On Wednesday, when looking at the growing decoupling between gold which has traded flat since August, and bitcoin which is about to take out its all time highs around $20,000…
… we pointed out an observation from Deutsche which said that gold was up both during periods when deflation was the dominant concern…
… and also when inflation re-emerged as the primary concern.
This prompted Deutsche Bank’s Jim Reid to conclude that “there also seems to be an increasing demand to use Bitcoin where Gold used to be used to hedge Dollar risk, inflation and other things.”
The latest weekly fund flow data confirms this, because even as bitcoin continues to rise amid a surge in institutional buying, with volumes in futures contracts exploding to an all time high…
… this was “offset” by what Bank of America calculated was the largest weekly gold fund outflow on record.
And while offsetting flows between bitcoin (in) and gold (out) would make sense in the context of repositioning (as younger investors buy bitcoin and older investors sell gold), the “cross the stream” moment will kick in when both storm higher.

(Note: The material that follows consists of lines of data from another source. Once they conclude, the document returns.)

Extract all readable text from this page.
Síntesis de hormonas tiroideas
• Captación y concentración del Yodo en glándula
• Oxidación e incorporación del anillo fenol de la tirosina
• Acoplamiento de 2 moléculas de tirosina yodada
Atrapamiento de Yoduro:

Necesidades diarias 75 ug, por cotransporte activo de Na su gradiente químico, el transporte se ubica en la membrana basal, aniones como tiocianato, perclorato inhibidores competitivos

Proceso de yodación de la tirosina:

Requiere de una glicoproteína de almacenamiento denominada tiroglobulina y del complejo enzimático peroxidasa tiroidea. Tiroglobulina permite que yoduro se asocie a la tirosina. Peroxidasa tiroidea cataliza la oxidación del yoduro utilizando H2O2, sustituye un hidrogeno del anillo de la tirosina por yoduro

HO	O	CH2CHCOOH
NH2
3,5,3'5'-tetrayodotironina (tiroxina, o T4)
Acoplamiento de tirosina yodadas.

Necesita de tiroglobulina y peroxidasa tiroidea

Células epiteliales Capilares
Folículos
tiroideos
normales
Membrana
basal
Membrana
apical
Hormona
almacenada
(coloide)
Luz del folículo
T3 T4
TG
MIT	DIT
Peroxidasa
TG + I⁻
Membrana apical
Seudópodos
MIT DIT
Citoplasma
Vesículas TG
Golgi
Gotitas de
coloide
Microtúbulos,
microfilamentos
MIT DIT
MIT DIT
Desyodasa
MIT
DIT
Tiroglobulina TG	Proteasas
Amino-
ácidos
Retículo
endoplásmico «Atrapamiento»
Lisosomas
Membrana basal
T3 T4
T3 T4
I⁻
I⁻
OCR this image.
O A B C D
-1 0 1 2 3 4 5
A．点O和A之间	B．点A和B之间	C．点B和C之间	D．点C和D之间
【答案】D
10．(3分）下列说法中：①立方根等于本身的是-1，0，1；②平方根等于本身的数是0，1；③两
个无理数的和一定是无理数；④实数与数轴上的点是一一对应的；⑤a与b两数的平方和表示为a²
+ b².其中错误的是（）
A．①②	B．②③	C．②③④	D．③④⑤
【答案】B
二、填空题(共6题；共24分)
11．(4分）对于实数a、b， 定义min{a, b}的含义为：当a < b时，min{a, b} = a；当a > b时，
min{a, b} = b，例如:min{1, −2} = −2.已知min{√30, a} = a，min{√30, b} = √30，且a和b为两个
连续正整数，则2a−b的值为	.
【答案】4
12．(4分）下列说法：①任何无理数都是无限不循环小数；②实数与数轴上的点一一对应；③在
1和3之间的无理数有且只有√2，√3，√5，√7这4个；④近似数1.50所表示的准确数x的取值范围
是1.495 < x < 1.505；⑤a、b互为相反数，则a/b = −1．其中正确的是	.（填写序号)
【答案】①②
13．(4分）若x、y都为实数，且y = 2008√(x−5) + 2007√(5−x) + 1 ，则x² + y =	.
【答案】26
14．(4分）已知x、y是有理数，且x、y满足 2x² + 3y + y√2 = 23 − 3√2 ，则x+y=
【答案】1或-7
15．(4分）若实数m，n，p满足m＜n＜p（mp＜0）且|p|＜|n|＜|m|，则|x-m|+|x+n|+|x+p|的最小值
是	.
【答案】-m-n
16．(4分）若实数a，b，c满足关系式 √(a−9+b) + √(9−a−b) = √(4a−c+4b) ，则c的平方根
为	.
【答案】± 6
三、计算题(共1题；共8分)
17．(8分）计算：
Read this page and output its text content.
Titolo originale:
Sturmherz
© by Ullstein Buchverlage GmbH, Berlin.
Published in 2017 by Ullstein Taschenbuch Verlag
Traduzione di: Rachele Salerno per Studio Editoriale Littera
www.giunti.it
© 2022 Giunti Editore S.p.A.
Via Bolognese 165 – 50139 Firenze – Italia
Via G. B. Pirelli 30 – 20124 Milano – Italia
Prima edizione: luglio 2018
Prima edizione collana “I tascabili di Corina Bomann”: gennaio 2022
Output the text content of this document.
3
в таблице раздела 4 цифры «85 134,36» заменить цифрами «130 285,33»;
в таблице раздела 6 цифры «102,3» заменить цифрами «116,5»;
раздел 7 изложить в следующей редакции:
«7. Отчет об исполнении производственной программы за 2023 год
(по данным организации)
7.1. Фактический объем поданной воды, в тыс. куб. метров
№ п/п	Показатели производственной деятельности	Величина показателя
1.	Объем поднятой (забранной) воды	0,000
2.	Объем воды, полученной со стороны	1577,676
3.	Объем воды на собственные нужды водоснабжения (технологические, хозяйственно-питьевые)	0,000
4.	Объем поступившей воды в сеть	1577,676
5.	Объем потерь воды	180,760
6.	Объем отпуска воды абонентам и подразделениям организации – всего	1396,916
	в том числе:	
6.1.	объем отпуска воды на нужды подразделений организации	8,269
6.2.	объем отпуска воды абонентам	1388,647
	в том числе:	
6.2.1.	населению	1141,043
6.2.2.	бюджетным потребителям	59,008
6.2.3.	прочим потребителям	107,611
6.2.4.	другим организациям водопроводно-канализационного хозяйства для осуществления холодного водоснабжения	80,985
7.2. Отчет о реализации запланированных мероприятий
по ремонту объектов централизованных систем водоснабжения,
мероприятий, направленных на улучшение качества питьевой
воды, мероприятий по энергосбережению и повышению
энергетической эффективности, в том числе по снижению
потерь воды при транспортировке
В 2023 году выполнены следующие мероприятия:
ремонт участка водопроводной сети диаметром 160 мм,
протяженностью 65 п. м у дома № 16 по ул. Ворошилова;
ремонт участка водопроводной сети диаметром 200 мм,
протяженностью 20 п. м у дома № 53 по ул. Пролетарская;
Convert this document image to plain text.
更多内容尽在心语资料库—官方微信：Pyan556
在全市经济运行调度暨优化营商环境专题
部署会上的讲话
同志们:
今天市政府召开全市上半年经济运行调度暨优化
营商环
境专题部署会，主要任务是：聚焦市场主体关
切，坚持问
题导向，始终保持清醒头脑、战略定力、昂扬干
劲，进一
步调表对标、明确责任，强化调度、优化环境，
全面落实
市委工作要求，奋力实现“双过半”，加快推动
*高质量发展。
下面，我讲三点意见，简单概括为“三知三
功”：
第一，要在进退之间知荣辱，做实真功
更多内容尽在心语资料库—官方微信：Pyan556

That’s the “Hedging Goldilocks” scenario laid out by BofA’s Michael Hartnett, who notes that the biggest threat to the “uber-Goldilocks” base case for 2021, which as a reminder is the following…
a year of vaccine not virus, a year of reopening not lockdown, a year of recovery not recession; 2021 forecast by consensus to be the “uber-Goldilocks”…consensus predicting 5.2% global GDP growth, 3.8% US GDP growth, 1.9% U.S. inflation, 1.2% US Treasury yields
… is via higher inflation and bond yields (e.g. GT10 >2%) in 2021 as
- supply bottlenecks in goods, services, labor fail to keep up with an unexpected surge in demand,
- excess debt (global debt now $277tn or 365% GDP) causes US dollar debasement,
- Fed desperation to prevent disorderly rise in bond yields sparks self-defeating/disorderly asset price inflation;
It is here that both bitcoin and gold will be early indicators, because as Hartnett concludes, “Bitcoin >20,000, Gold >2000, DXY <90 would all be harbingers of higher volatility & yields.” His advice: “hedge inflation risk via volatility, commodities, CRE, and EM.”